The current InvocationCounter-related code is complex and is getting even more complex. The need for enhancing profiling code roots in John Rose's comment on a related issue, JDK-8059606. In the following description of the enhancement I'll (re-)use (some of) John's text.
This enhancement targets the following two simplifications.
1) Currently, there are two different profiling mechanisms in the template-based interpreter. One profiling mechanism is specific to the tiered mode of operations of the VM, the other mechanism is specific to the non-tiered mode of operation.
In the tiered mode of operation, the interpreter (assembly code) periodically notifies the runtime; the runtime code then checks if a method should be compiled or not. Notifications can happen at:
- method entry points (in the InterpreterGenerator::generate_counter_incr() method) and at
- loop backedges (in TemplateTable::branch() method)
In the non-tiered mode of operation the decision to compile the method happens implicitly in the interpreter: Once an invocation (or backedge) counter overflows, the interpreter passes control to the runtime. The runtime then triggers compilation of the method. As a result, the code in the interpreter handling the non-tiered mode of operation is overly complicated as it contains two paths performing essentially the same thing:
if (TieredCompilation) {
// profiling specific to tiered mode of operation
} else {
// profiling specific to non-tiered mode of operation
}
The first task of this enhancement is to unify the interpreter code specific to the tiered- and non-tiered modes of operation. At the end, there should be no code specific of mode of operation, that is, the large if-then-else block in the above-mentioned methods should disappear. Moreover, the interpreter should use notification-based code similar to the code currently used in the tiered mode of operation.
2) The second task is related to reducing the memory footprint of profiling code shrinking the Method layout to handle all counter bookkeeping with a single word, instead of the current two. Also low-count, non-looping methods do not need a full MethodCounter struct, just a simple inline count with a low-tag bit, with CAS-based state changes.
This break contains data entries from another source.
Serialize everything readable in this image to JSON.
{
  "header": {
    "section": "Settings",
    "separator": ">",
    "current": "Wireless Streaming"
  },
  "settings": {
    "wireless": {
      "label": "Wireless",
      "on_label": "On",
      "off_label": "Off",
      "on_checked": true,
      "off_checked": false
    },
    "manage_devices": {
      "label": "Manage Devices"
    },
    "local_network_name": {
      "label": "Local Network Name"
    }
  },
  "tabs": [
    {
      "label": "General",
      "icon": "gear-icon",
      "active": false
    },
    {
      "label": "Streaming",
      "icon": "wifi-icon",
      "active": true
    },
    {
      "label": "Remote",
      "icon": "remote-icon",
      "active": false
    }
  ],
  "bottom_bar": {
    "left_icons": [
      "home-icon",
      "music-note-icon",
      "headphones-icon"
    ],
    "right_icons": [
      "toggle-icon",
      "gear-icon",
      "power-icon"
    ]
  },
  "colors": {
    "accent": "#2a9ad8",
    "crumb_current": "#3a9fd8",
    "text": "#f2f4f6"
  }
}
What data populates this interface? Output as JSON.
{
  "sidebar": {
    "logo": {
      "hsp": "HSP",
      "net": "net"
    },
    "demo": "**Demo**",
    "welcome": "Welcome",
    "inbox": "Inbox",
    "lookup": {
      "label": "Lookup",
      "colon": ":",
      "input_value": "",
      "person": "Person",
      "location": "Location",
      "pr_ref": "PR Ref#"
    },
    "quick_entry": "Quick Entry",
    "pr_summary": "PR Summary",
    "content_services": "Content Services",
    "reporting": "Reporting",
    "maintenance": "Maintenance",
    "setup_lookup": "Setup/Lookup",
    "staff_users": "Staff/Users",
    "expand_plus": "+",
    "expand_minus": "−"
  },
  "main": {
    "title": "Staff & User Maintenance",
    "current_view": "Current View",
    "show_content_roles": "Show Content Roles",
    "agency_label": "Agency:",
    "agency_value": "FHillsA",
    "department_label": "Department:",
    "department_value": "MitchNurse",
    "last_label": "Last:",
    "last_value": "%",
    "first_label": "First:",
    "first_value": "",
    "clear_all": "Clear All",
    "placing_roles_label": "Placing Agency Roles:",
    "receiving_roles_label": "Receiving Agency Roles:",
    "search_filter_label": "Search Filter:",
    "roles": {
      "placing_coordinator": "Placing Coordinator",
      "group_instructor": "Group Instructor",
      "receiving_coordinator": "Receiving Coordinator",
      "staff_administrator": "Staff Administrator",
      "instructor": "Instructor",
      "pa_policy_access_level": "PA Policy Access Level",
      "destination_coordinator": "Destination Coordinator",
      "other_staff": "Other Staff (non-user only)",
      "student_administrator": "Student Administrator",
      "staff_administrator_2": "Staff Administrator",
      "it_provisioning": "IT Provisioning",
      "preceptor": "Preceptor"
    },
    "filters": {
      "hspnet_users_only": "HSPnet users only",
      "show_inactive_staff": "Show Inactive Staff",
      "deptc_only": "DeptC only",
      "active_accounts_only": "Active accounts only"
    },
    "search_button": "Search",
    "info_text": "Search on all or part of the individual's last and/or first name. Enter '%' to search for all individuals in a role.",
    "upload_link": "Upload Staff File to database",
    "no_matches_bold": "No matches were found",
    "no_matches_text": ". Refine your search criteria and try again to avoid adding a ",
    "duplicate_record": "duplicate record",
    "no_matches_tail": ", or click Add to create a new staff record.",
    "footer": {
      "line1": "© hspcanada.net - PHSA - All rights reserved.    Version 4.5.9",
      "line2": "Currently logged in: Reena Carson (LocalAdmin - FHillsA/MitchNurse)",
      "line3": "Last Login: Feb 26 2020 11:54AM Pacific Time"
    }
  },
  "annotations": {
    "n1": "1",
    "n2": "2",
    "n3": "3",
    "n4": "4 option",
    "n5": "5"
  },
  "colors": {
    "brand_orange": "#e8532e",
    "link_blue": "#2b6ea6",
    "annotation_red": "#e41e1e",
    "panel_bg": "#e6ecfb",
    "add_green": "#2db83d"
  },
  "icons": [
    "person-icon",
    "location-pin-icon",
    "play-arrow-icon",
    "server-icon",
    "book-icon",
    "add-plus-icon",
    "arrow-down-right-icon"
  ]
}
This would have the effect of delaying MC and MD allocation until a method has been used non-trivial amount, which would reduce footprint if "non-trivial amount" turns out to be large.
counters = union {
uintptr_t simple_count; // c = (invocation_count << 16 | notify_mask << 8 | other_flags_we_might_like << 1 | 1)
uintptr_t method_counters; // c = ((intptr_t)method_counters_addr | 0)
uintptr_t method_data; // c = ((intptr_t)method_data_addr | 0)
}
(Code assumes that method_data and method_counters can be distinguished suitably by their contents.)
In my (zmajo) opinion, Simplification (1) is more urgent than (2). So it the it's not possible to handle the two simplifications at once (within the same issue), then I would recommend splitting off Simplification (2) to a different enhancement and taking care of it later.